There are several small steps that cities can take to make e-bike riding safer for all. A study in Chengdu revealed that less than 20% of e-bike users understood the traffic speed limit, while another study of 603 e-bikers in Beijing and Hangzhou showed the correlation between automobile driving experiences and at-fault accidents, as car drivers possess better awareness of traffic regulations. Education on traffic rules is a key component in creating safer roads.

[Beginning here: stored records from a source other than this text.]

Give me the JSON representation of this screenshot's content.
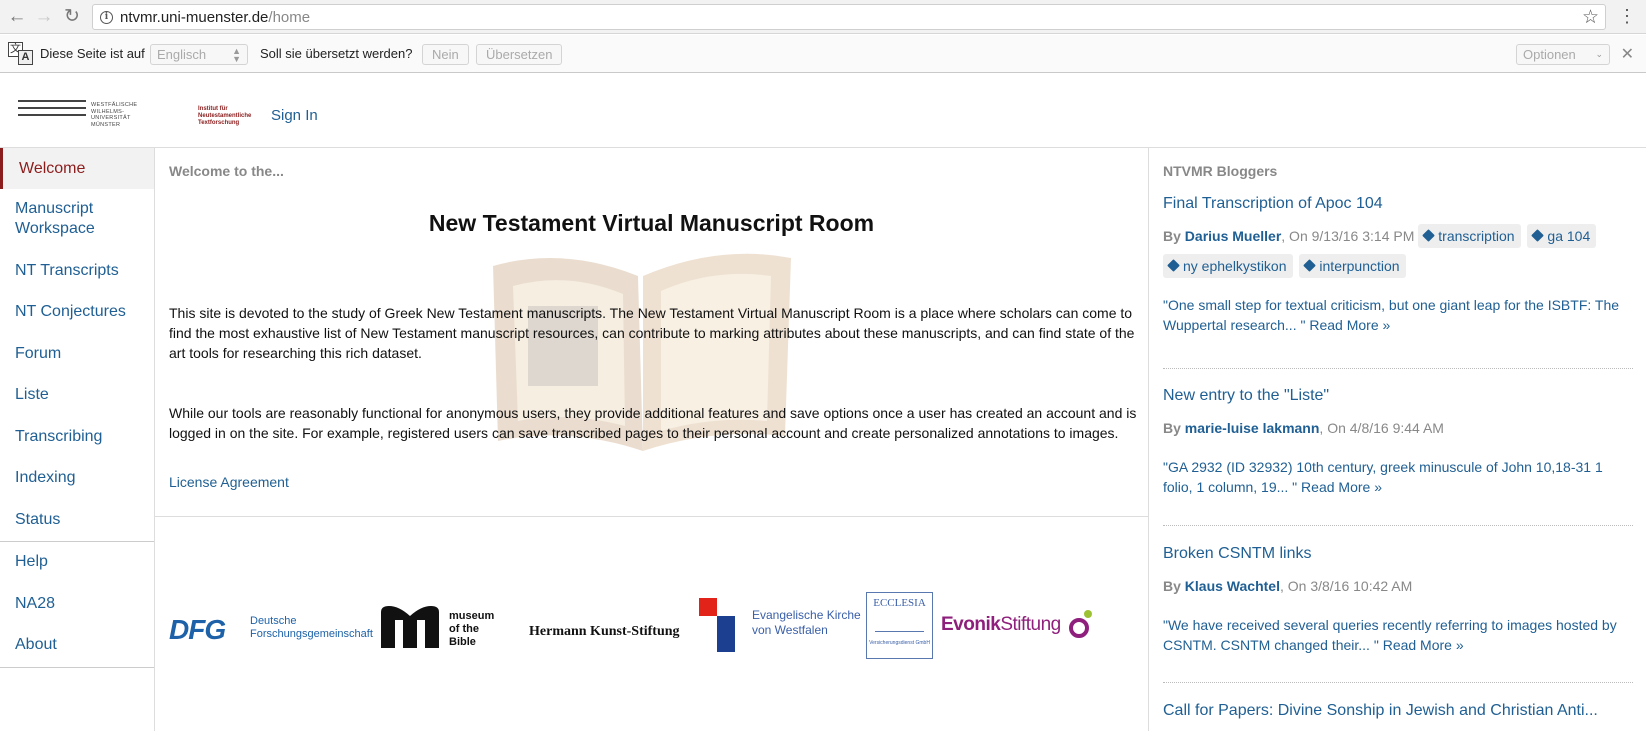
{
  "browser": {
    "url_host": "ntvmr.uni-muenster.de",
    "url_path": "/home"
  },
  "translate_bar": {
    "prefix": "Diese Seite ist auf",
    "language": "Englisch",
    "question": "Soll sie übersetzt werden?",
    "no_label": "Nein",
    "translate_label": "Übersetzen",
    "options_label": "Optionen"
  },
  "header": {
    "uni_logo_text": "Westfälische Wilhelms-Universität Münster",
    "inst_logo_text": "Institut für Neutestamentliche Textforschung",
    "sign_in": "Sign In"
  },
  "sidebar": {
    "items": [
      {
        "label": "Welcome"
      },
      {
        "label": "Manuscript Workspace"
      },
      {
        "label": "NT Transcripts"
      },
      {
        "label": "NT Conjectures"
      },
      {
        "label": "Forum"
      },
      {
        "label": "Liste"
      },
      {
        "label": "Transcribing"
      },
      {
        "label": "Indexing"
      },
      {
        "label": "Status"
      },
      {
        "label": "Help"
      },
      {
        "label": "NA28"
      },
      {
        "label": "About"
      }
    ]
  },
  "main": {
    "kicker": "Welcome to the...",
    "title": "New Testament Virtual Manuscript Room",
    "para1": "This site is devoted to the study of Greek New Testament manuscripts. The New Testament Virtual Manuscript Room is a place where scholars can come to find the most exhaustive list of New Testament manuscript resources, can contribute to marking attributes about these manuscripts, and can find state of the art tools for researching this rich dataset.",
    "para2": "While our tools are reasonably functional for anonymous users, they provide additional features and save options once a user has created an account and is logged in on the site. For example, registered users can save transcribed pages to their personal account and create personalized annotations to images.",
    "license": "License Agreement"
  },
  "sponsors": {
    "dfg_mark": "DFG",
    "dfg_line1": "Deutsche",
    "dfg_line2": "Forschungsgemeinschaft",
    "mob_line1": "museum",
    "mob_line2": "of the",
    "mob_line3": "Bible",
    "hks": "Hermann Kunst-Stiftung",
    "ekvw_line1": "Evangelische Kirche",
    "ekvw_line2": "von Westfalen",
    "ecclesia": "ECCLESIA",
    "ecclesia_sub": "Versicherungsdienst GmbH",
    "evonik_bold": "Evonik",
    "evonik_light": "Stiftung"
  },
  "bloggers": {
    "heading": "NTVMR Bloggers",
    "posts": [
      {
        "title": "Final Transcription of Apoc 104",
        "by": "By",
        "author": "Darius Mueller",
        "date": ", On 9/13/16 3:14 PM",
        "tags": [
          "transcription",
          "ga 104",
          "ny ephelkystikon",
          "interpunction"
        ],
        "excerpt": "\"One small step for textual criticism, but one giant leap for the ISBTF: The Wuppertal research... \"",
        "read_more": "Read More »"
      },
      {
        "title": "New entry to the \"Liste\"",
        "by": "By",
        "author": "marie-luise lakmann",
        "date": ", On 4/8/16 9:44 AM",
        "tags": [],
        "excerpt": "\"GA 2932   (ID 32932) 10th century, greek minuscule of John 10,18-31 1 folio, 1 column, 19... \"",
        "read_more": "Read More »"
      },
      {
        "title": "Broken CSNTM links",
        "by": "By",
        "author": "Klaus Wachtel",
        "date": ", On 3/8/16 10:42 AM",
        "tags": [],
        "excerpt": "\"We have received several queries recently referring to images hosted by CSNTM. CSNTM changed their... \"",
        "read_more": "Read More »"
      },
      {
        "title": "Call for Papers: Divine Sonship in Jewish and Christian Anti..."
      }
    ]
  },
  "colors": {
    "link": "#1f5f93",
    "active": "#8b1d1d",
    "muted": "#888888"
  }
}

Aggressive driving behaviors, such as violating traffic signals, driving against the flow of traffic, and driving in the automobile lanes are the chief contributors to e-bike crashes. In addition, poor enforcement of helmet regulations are also a reason for high fatality rates. In Hangzhou and Beijing, concussions constitute over 60% of e-bike related injuries. Simply enforcing helmet wearing could reduce fatalities and injuries while cities work on longer-term strategies to improve expand safe infrastructure for non-motorized transport and pedestrians.

Finding a safe, sustainable place for e-bikes in Chinese cities

While e-bikes have enormous capability to increase personal mobility, lack of government attention to the safety issues surrounding e-bikes is jeopardizing their potential as a safe and sustainable transport solution. Special e-bike-focused policies – such as enforcing e-bike registration, increasing industrial standards, creating dedicated e-bike infrastructure, raising awareness about safety concerns, and enforcing traffic regulations – can chip away at the rising tide of e-bike related injuries and deaths. In a positive move, Beijing is beginning to develop safety procedures, but this is unique among Chinese cities. E-bikes, the numbers suggest, are here to stay, so city leaders must use their rise to create safer, more sustainable cities.